Fourth pattern: Weekend camping fan.
Type 1
Vehicle that stays from Friday’s afternoon to Monday’s midnight, repeating this
sequence for more than 3 months. For the first time they entered through entrance
1 and stayed at camping 4 for the weekend, then left through entrance 4. Since
then, it has entered through entrance 4 and stayed in the same camping and
leaving through the same entrance they entered.

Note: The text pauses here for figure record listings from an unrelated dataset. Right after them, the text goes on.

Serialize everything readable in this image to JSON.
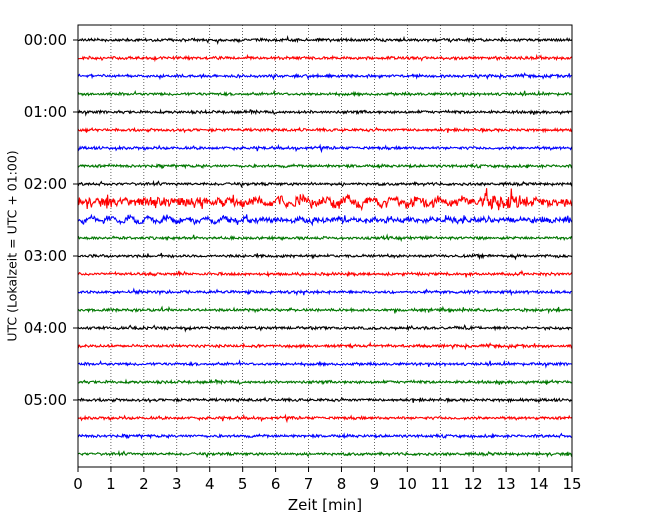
{
  "chart_data": {
    "type": "line",
    "title": "",
    "xlabel": "Zeit  [min]",
    "ylabel": "UTC (Lokalzeit = UTC + 01:00)",
    "xlim": [
      0,
      15
    ],
    "x_ticks": [
      "0",
      "1",
      "2",
      "3",
      "4",
      "5",
      "6",
      "7",
      "8",
      "9",
      "10",
      "11",
      "12",
      "13",
      "14",
      "15"
    ],
    "y_ticks": [
      "00:00",
      "01:00",
      "02:00",
      "03:00",
      "04:00",
      "05:00"
    ],
    "grid": "vertical dotted lines at every minute",
    "legend": "none",
    "trace_interval_minutes": 15,
    "trace_colors": [
      "#000000",
      "#ff0000",
      "#0000ff",
      "#007700"
    ],
    "series": [
      {
        "start": "00:00",
        "color": "#000000",
        "amplitude": "low"
      },
      {
        "start": "00:15",
        "color": "#ff0000",
        "amplitude": "low"
      },
      {
        "start": "00:30",
        "color": "#0000ff",
        "amplitude": "low"
      },
      {
        "start": "00:45",
        "color": "#007700",
        "amplitude": "low"
      },
      {
        "start": "01:00",
        "color": "#000000",
        "amplitude": "low"
      },
      {
        "start": "01:15",
        "color": "#ff0000",
        "amplitude": "low"
      },
      {
        "start": "01:30",
        "color": "#0000ff",
        "amplitude": "low"
      },
      {
        "start": "01:45",
        "color": "#007700",
        "amplitude": "low"
      },
      {
        "start": "02:00",
        "color": "#000000",
        "amplitude": "low"
      },
      {
        "start": "02:15",
        "color": "#ff0000",
        "amplitude": "high"
      },
      {
        "start": "02:30",
        "color": "#0000ff",
        "amplitude": "medium"
      },
      {
        "start": "02:45",
        "color": "#007700",
        "amplitude": "low"
      },
      {
        "start": "03:00",
        "color": "#000000",
        "amplitude": "low"
      },
      {
        "start": "03:15",
        "color": "#ff0000",
        "amplitude": "low"
      },
      {
        "start": "03:30",
        "color": "#0000ff",
        "amplitude": "low"
      },
      {
        "start": "03:45",
        "color": "#007700",
        "amplitude": "low"
      },
      {
        "start": "04:00",
        "color": "#000000",
        "amplitude": "low"
      },
      {
        "start": "04:15",
        "color": "#ff0000",
        "amplitude": "low"
      },
      {
        "start": "04:30",
        "color": "#0000ff",
        "amplitude": "low"
      },
      {
        "start": "04:45",
        "color": "#007700",
        "amplitude": "low"
      },
      {
        "start": "05:00",
        "color": "#000000",
        "amplitude": "low"
      },
      {
        "start": "05:15",
        "color": "#ff0000",
        "amplitude": "low"
      },
      {
        "start": "05:30",
        "color": "#0000ff",
        "amplitude": "low"
      },
      {
        "start": "05:45",
        "color": "#007700",
        "amplitude": "low"
      }
    ]
  }
}
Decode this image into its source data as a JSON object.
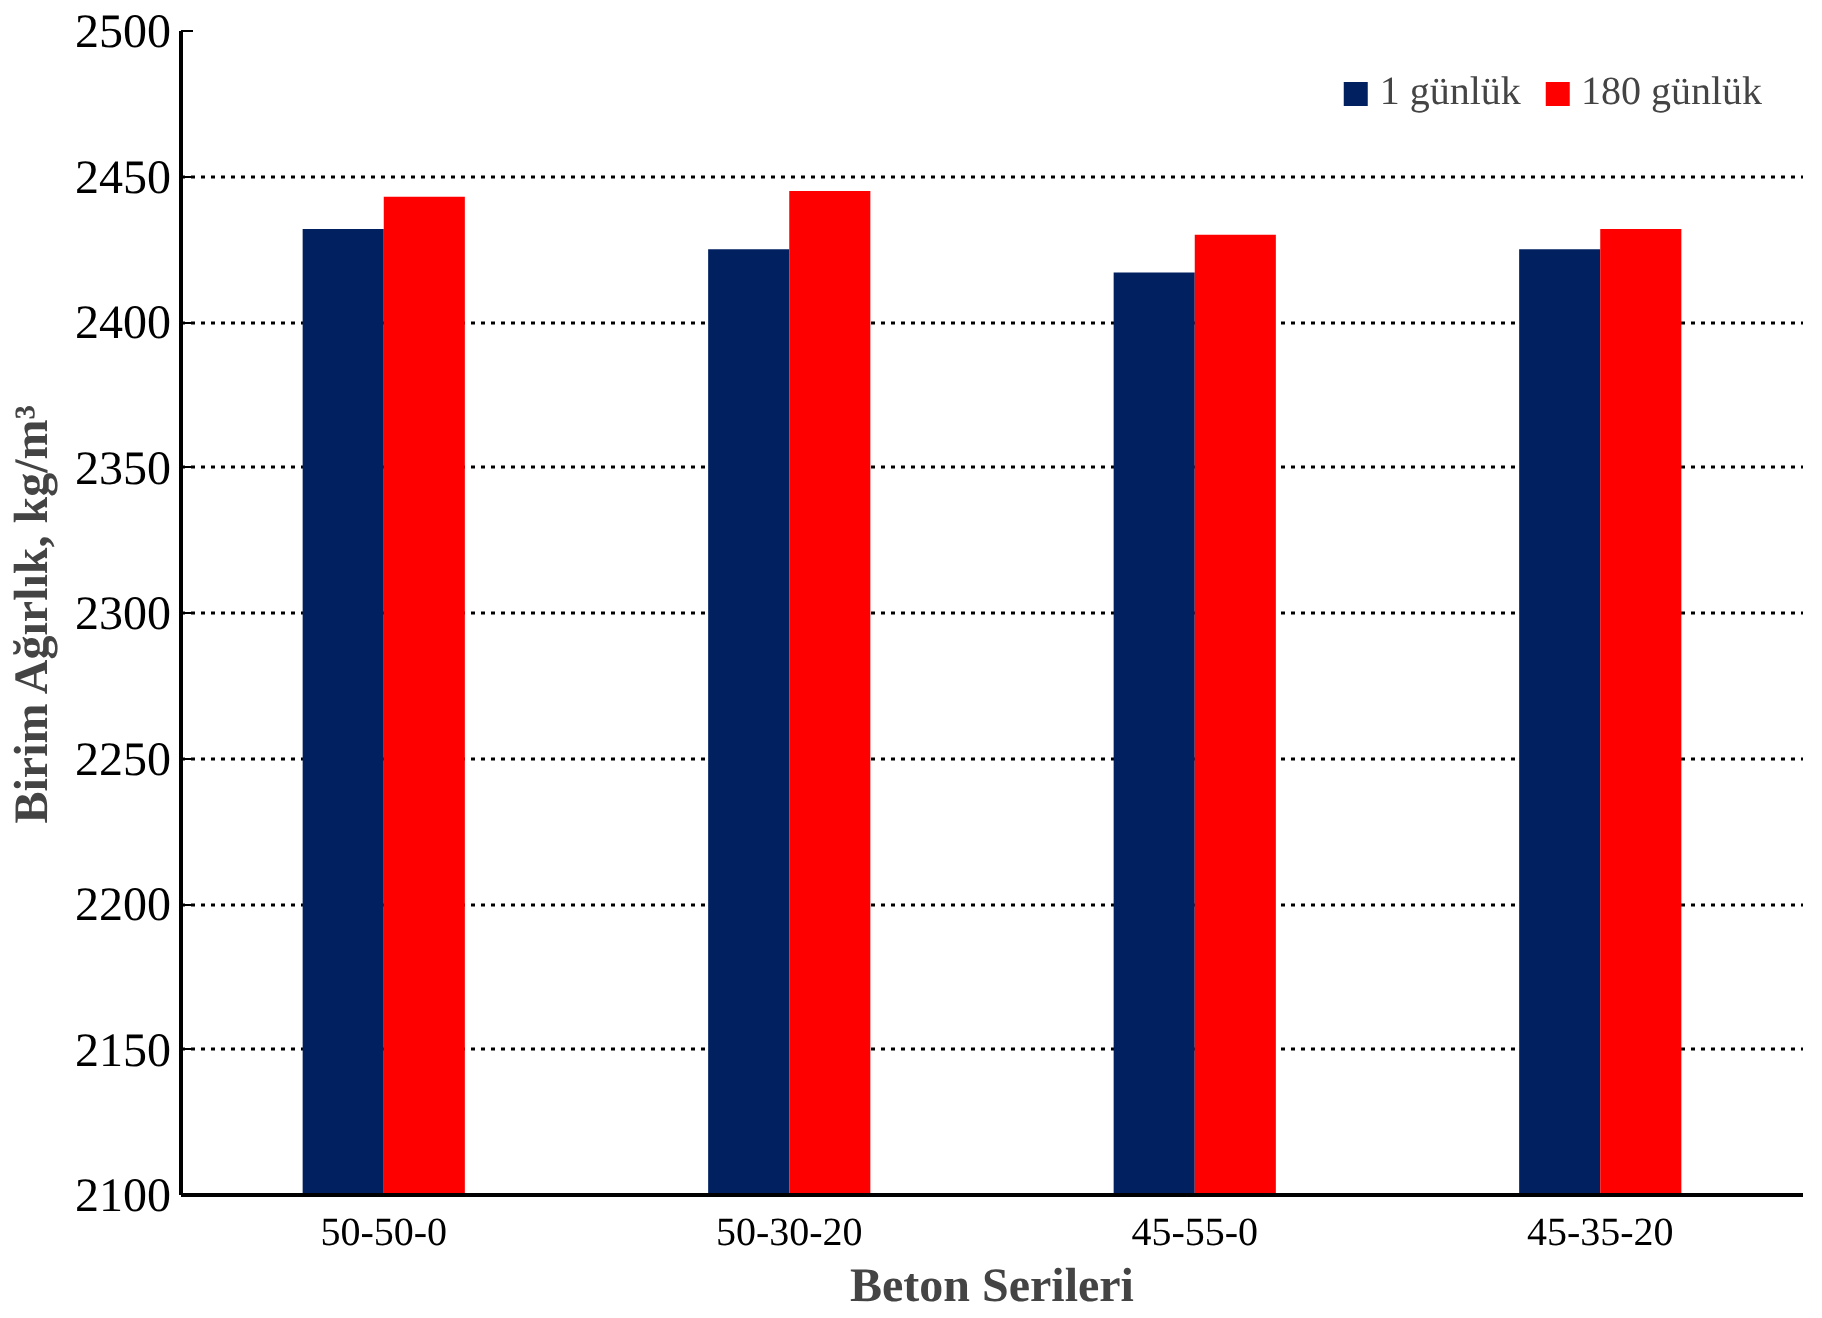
{
  "chart_data": {
    "type": "bar",
    "xlabel": "Beton Serileri",
    "ylabel": "Birim Ağırlık, kg/m³",
    "categories": [
      "50-50-0",
      "50-30-20",
      "45-55-0",
      "45-35-20"
    ],
    "series": [
      {
        "name": "1 günlük",
        "color": "#002060",
        "values": [
          2432,
          2425,
          2417,
          2425
        ]
      },
      {
        "name": "180 günlük",
        "color": "#ff0000",
        "values": [
          2443,
          2445,
          2430,
          2432
        ]
      }
    ],
    "ylim": [
      2100,
      2500
    ],
    "yticks": [
      2100,
      2150,
      2200,
      2250,
      2300,
      2350,
      2400,
      2450,
      2500
    ],
    "grid": "y",
    "legend": "top right"
  }
}
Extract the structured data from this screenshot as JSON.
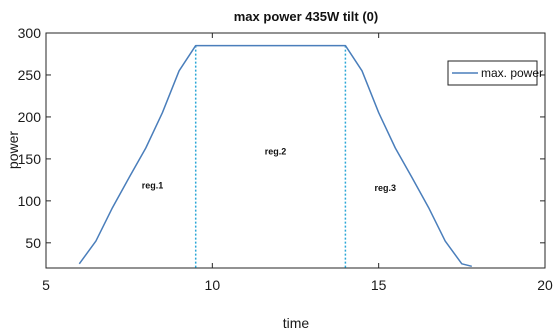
{
  "chart_data": {
    "type": "line",
    "title": "max power 435W tilt (0)",
    "xlabel": "time",
    "ylabel": "power",
    "xlim": [
      5,
      20
    ],
    "ylim": [
      20,
      300
    ],
    "xticks": [
      5,
      10,
      15,
      20
    ],
    "yticks": [
      50,
      100,
      150,
      200,
      250,
      300
    ],
    "grid": false,
    "legend": "top-right",
    "series": [
      {
        "name": "max. power",
        "color": "#4a7ebb",
        "x": [
          6.0,
          6.5,
          7.0,
          7.5,
          8.0,
          8.5,
          9.0,
          9.5,
          10.0,
          10.5,
          11.0,
          11.5,
          12.0,
          12.5,
          13.0,
          13.5,
          14.0,
          14.5,
          15.0,
          15.5,
          16.0,
          16.5,
          17.0,
          17.5,
          17.8
        ],
        "y": [
          25,
          52,
          92,
          128,
          163,
          205,
          255,
          285,
          285,
          285,
          285,
          285,
          285,
          285,
          285,
          285,
          285,
          255,
          205,
          163,
          128,
          92,
          52,
          25,
          22
        ]
      }
    ],
    "vlines": [
      {
        "x": 9.5,
        "style": "dotted",
        "color": "#2aa6d6"
      },
      {
        "x": 14.0,
        "style": "dotted",
        "color": "#2aa6d6"
      }
    ],
    "annotations": [
      {
        "text": "reg.1",
        "x": 8.2,
        "y": 115
      },
      {
        "text": "reg.2",
        "x": 11.9,
        "y": 155
      },
      {
        "text": "reg.3",
        "x": 15.2,
        "y": 112
      }
    ]
  }
}
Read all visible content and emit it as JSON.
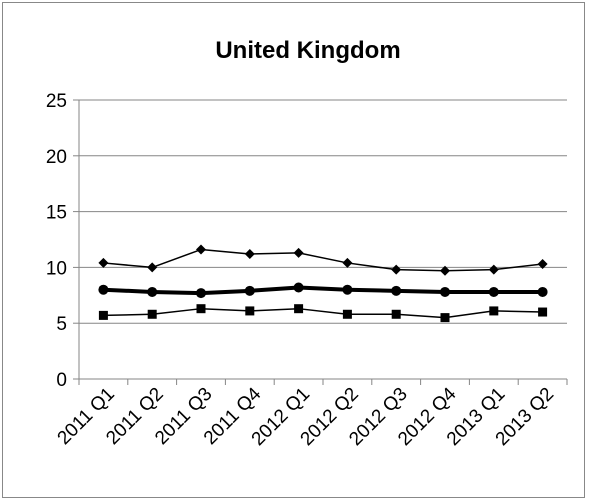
{
  "chart_data": {
    "type": "line",
    "title": "United Kingdom",
    "xlabel": "",
    "ylabel": "",
    "categories": [
      "2011 Q1",
      "2011 Q2",
      "2011 Q3",
      "2011 Q4",
      "2012 Q1",
      "2012 Q2",
      "2012 Q3",
      "2012 Q4",
      "2013 Q1",
      "2013 Q2"
    ],
    "ylim": [
      0,
      25
    ],
    "yticks": [
      "0",
      "5",
      "10",
      "15",
      "20",
      "25"
    ],
    "grid": true,
    "legend": "none",
    "series": [
      {
        "marker": "diamond",
        "line_width": "thin",
        "values": [
          10.4,
          10.0,
          11.6,
          11.2,
          11.3,
          10.4,
          9.8,
          9.7,
          9.8,
          10.3
        ]
      },
      {
        "marker": "circle",
        "line_width": "thick",
        "values": [
          8.0,
          7.8,
          7.7,
          7.9,
          8.2,
          8.0,
          7.9,
          7.8,
          7.8,
          7.8
        ]
      },
      {
        "marker": "square",
        "line_width": "thin",
        "values": [
          5.7,
          5.8,
          6.3,
          6.1,
          6.3,
          5.8,
          5.8,
          5.5,
          6.1,
          6.0
        ]
      }
    ],
    "colors": {
      "line": "#000000",
      "grid": "#868686"
    }
  }
}
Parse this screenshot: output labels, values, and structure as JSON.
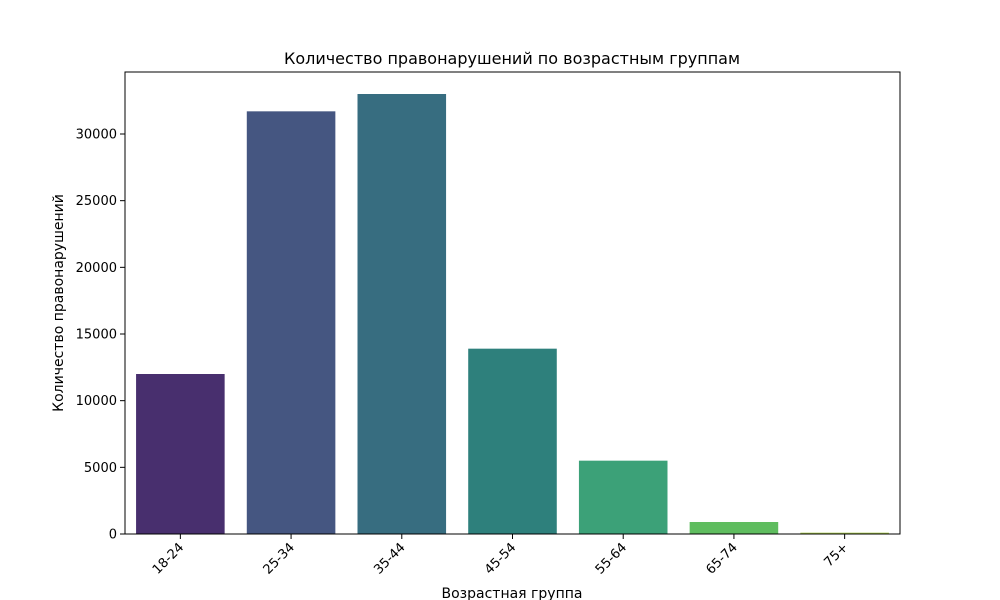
{
  "chart_data": {
    "type": "bar",
    "title": "Количество правонарушений по возрастным группам",
    "xlabel": "Возрастная группа",
    "ylabel": "Количество правонарушений",
    "categories": [
      "18-24",
      "25-34",
      "35-44",
      "45-54",
      "55-64",
      "65-74",
      "75+"
    ],
    "values": [
      12000,
      31700,
      33000,
      13900,
      5500,
      900,
      100
    ],
    "colors": [
      "#482f6e",
      "#455681",
      "#376d80",
      "#2e807c",
      "#3ca178",
      "#5fbd5f",
      "#aacd4d"
    ],
    "ylim": [
      0,
      34650
    ],
    "yticks": [
      0,
      5000,
      10000,
      15000,
      20000,
      25000,
      30000
    ],
    "ytick_labels": [
      "0",
      "5000",
      "10000",
      "15000",
      "20000",
      "25000",
      "30000"
    ],
    "grid": false,
    "legend": "none"
  }
}
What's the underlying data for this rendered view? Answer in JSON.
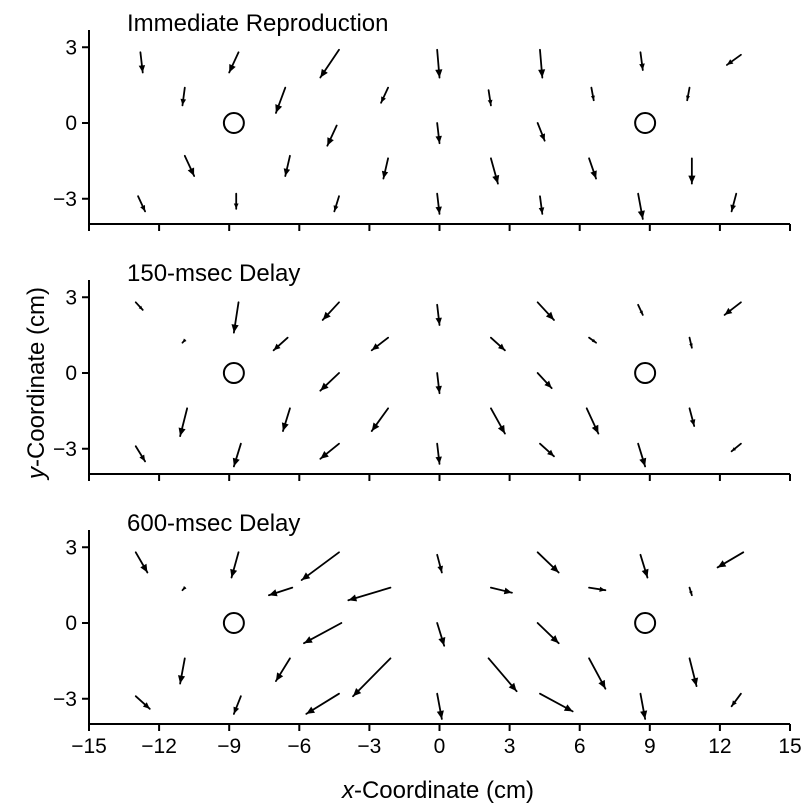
{
  "chart_data": {
    "type": "vector-field",
    "shared_xlabel": {
      "italic": "x",
      "rest": "-Coordinate (cm)"
    },
    "shared_ylabel": {
      "italic": "y",
      "rest": "-Coordinate (cm)"
    },
    "xlim": [
      -15,
      15
    ],
    "ylim": [
      -4,
      4
    ],
    "x_ticks": [
      -15,
      -12,
      -9,
      -6,
      -3,
      0,
      3,
      6,
      9,
      12,
      15
    ],
    "x_tick_labels": [
      "−15",
      "−12",
      "−9",
      "−6",
      "−3",
      "0",
      "3",
      "6",
      "9",
      "12",
      "15"
    ],
    "y_ticks": [
      3,
      0,
      -3
    ],
    "y_tick_labels": [
      "3",
      "0",
      "−3"
    ],
    "targets": [
      [
        -8.8,
        0
      ],
      [
        8.8,
        0
      ]
    ],
    "panels": [
      {
        "title": "Immediate Reproduction",
        "arrows": [
          [
            -12.8,
            2.8,
            -12.7,
            2.0
          ],
          [
            -8.6,
            2.8,
            -9.0,
            2.0
          ],
          [
            -4.3,
            2.9,
            -5.1,
            1.8
          ],
          [
            -0.1,
            2.9,
            0.0,
            1.8
          ],
          [
            4.3,
            2.9,
            4.4,
            1.8
          ],
          [
            8.6,
            2.8,
            8.7,
            2.1
          ],
          [
            12.9,
            2.7,
            12.3,
            2.3
          ],
          [
            -10.9,
            1.4,
            -11.0,
            0.7
          ],
          [
            -6.6,
            1.4,
            -7.0,
            0.4
          ],
          [
            -2.2,
            1.4,
            -2.5,
            0.8
          ],
          [
            2.1,
            1.3,
            2.2,
            0.7
          ],
          [
            6.5,
            1.4,
            6.6,
            0.9
          ],
          [
            10.7,
            1.4,
            10.6,
            0.9
          ],
          [
            -4.4,
            -0.1,
            -4.8,
            -0.9
          ],
          [
            -0.1,
            0.0,
            0.0,
            -0.8
          ],
          [
            4.2,
            0.0,
            4.5,
            -0.7
          ],
          [
            -10.9,
            -1.3,
            -10.5,
            -2.1
          ],
          [
            -6.4,
            -1.3,
            -6.6,
            -2.1
          ],
          [
            -2.2,
            -1.4,
            -2.4,
            -2.2
          ],
          [
            2.2,
            -1.4,
            2.5,
            -2.4
          ],
          [
            6.4,
            -1.4,
            6.7,
            -2.2
          ],
          [
            10.8,
            -1.4,
            10.8,
            -2.4
          ],
          [
            -12.9,
            -2.9,
            -12.6,
            -3.5
          ],
          [
            -8.7,
            -2.8,
            -8.7,
            -3.4
          ],
          [
            -4.3,
            -2.9,
            -4.5,
            -3.5
          ],
          [
            -0.1,
            -2.8,
            0.0,
            -3.6
          ],
          [
            4.3,
            -2.9,
            4.4,
            -3.6
          ],
          [
            8.5,
            -2.8,
            8.7,
            -3.8
          ],
          [
            12.7,
            -2.8,
            12.5,
            -3.5
          ]
        ]
      },
      {
        "title": "150-msec Delay",
        "arrows": [
          [
            -13.0,
            2.8,
            -12.7,
            2.5
          ],
          [
            -8.6,
            2.8,
            -8.8,
            1.6
          ],
          [
            -4.3,
            2.8,
            -5.0,
            2.1
          ],
          [
            -0.1,
            2.7,
            0.0,
            1.9
          ],
          [
            4.2,
            2.8,
            4.9,
            2.1
          ],
          [
            8.5,
            2.7,
            8.7,
            2.3
          ],
          [
            12.9,
            2.8,
            12.2,
            2.3
          ],
          [
            -10.9,
            1.3,
            -11.0,
            1.2
          ],
          [
            -6.5,
            1.4,
            -7.1,
            0.9
          ],
          [
            -2.2,
            1.4,
            -2.9,
            0.9
          ],
          [
            2.2,
            1.4,
            2.8,
            0.9
          ],
          [
            6.4,
            1.4,
            6.7,
            1.2
          ],
          [
            10.7,
            1.4,
            10.8,
            1.0
          ],
          [
            -4.3,
            0.0,
            -5.1,
            -0.7
          ],
          [
            -0.1,
            0.0,
            0.0,
            -0.8
          ],
          [
            4.2,
            0.0,
            4.8,
            -0.6
          ],
          [
            -10.8,
            -1.4,
            -11.1,
            -2.5
          ],
          [
            -6.4,
            -1.4,
            -6.7,
            -2.3
          ],
          [
            -2.2,
            -1.4,
            -2.9,
            -2.3
          ],
          [
            2.2,
            -1.4,
            2.8,
            -2.4
          ],
          [
            6.3,
            -1.4,
            6.8,
            -2.4
          ],
          [
            10.7,
            -1.4,
            10.9,
            -2.1
          ],
          [
            -13.0,
            -2.9,
            -12.6,
            -3.5
          ],
          [
            -8.5,
            -2.8,
            -8.8,
            -3.7
          ],
          [
            -4.3,
            -2.8,
            -5.1,
            -3.4
          ],
          [
            -0.1,
            -2.8,
            0.0,
            -3.6
          ],
          [
            4.3,
            -2.8,
            4.9,
            -3.3
          ],
          [
            8.5,
            -2.8,
            8.8,
            -3.7
          ],
          [
            12.9,
            -2.8,
            12.5,
            -3.1
          ]
        ]
      },
      {
        "title": "600-msec Delay",
        "arrows": [
          [
            -13.0,
            2.8,
            -12.5,
            2.0
          ],
          [
            -8.6,
            2.8,
            -8.9,
            1.8
          ],
          [
            -4.3,
            2.8,
            -5.9,
            1.7
          ],
          [
            -0.1,
            2.7,
            0.1,
            2.0
          ],
          [
            4.2,
            2.8,
            5.1,
            2.0
          ],
          [
            8.6,
            2.7,
            8.9,
            1.8
          ],
          [
            13.0,
            2.8,
            11.9,
            2.2
          ],
          [
            -10.9,
            1.4,
            -11.0,
            1.3
          ],
          [
            -6.3,
            1.4,
            -7.3,
            1.1
          ],
          [
            -2.1,
            1.4,
            -3.9,
            0.9
          ],
          [
            2.2,
            1.4,
            3.1,
            1.2
          ],
          [
            6.4,
            1.4,
            7.1,
            1.3
          ],
          [
            10.7,
            1.4,
            10.8,
            1.1
          ],
          [
            -4.2,
            0.0,
            -5.8,
            -0.8
          ],
          [
            -0.1,
            0.0,
            0.2,
            -0.9
          ],
          [
            4.2,
            0.0,
            5.1,
            -0.8
          ],
          [
            -10.9,
            -1.4,
            -11.1,
            -2.4
          ],
          [
            -6.4,
            -1.4,
            -7.0,
            -2.3
          ],
          [
            -2.1,
            -1.4,
            -3.7,
            -2.9
          ],
          [
            2.1,
            -1.4,
            3.3,
            -2.7
          ],
          [
            6.4,
            -1.4,
            7.1,
            -2.6
          ],
          [
            10.7,
            -1.4,
            11.0,
            -2.5
          ],
          [
            -13.0,
            -2.9,
            -12.4,
            -3.4
          ],
          [
            -8.5,
            -2.9,
            -8.8,
            -3.6
          ],
          [
            -4.3,
            -2.8,
            -5.7,
            -3.6
          ],
          [
            -0.1,
            -2.8,
            0.1,
            -3.8
          ],
          [
            4.3,
            -2.8,
            5.7,
            -3.5
          ],
          [
            8.6,
            -2.8,
            8.8,
            -3.8
          ],
          [
            12.9,
            -2.8,
            12.5,
            -3.3
          ]
        ]
      }
    ]
  }
}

Fifth pattern: Group of type 1 vehicles stopping at a
not allowed stop.
On 10/07/2015
at 10 a.m. - 6 Type 1 vehicles spent the afternoon at the ranger-stop 1
checkpoint which is not an allowed stop.
Sixth pattern: Vehicles that avoid the gate2 sensor
These are
vehicles that don’t go through the sensor, probably they cross the park for a
not allowed area. They also share the same route between 7 hours and 13 hours a
day 20/07/2015. The road corresponds to Entrance1-RangerStop0-Entrance1.
Dangerous patterns
Unusual
pattern No. 1: Trucks at dawn by zone prohibited, probably unloading garbage.
Frequent
daily pattern No. 6: Passing vehicles. The constant passage of vehicles
generates sound pollution that keeps birds away.
Unusual
pattern No. 6: Vehicles that bypass the sensor. This indicates that they access
to protected areas and disturb the birds.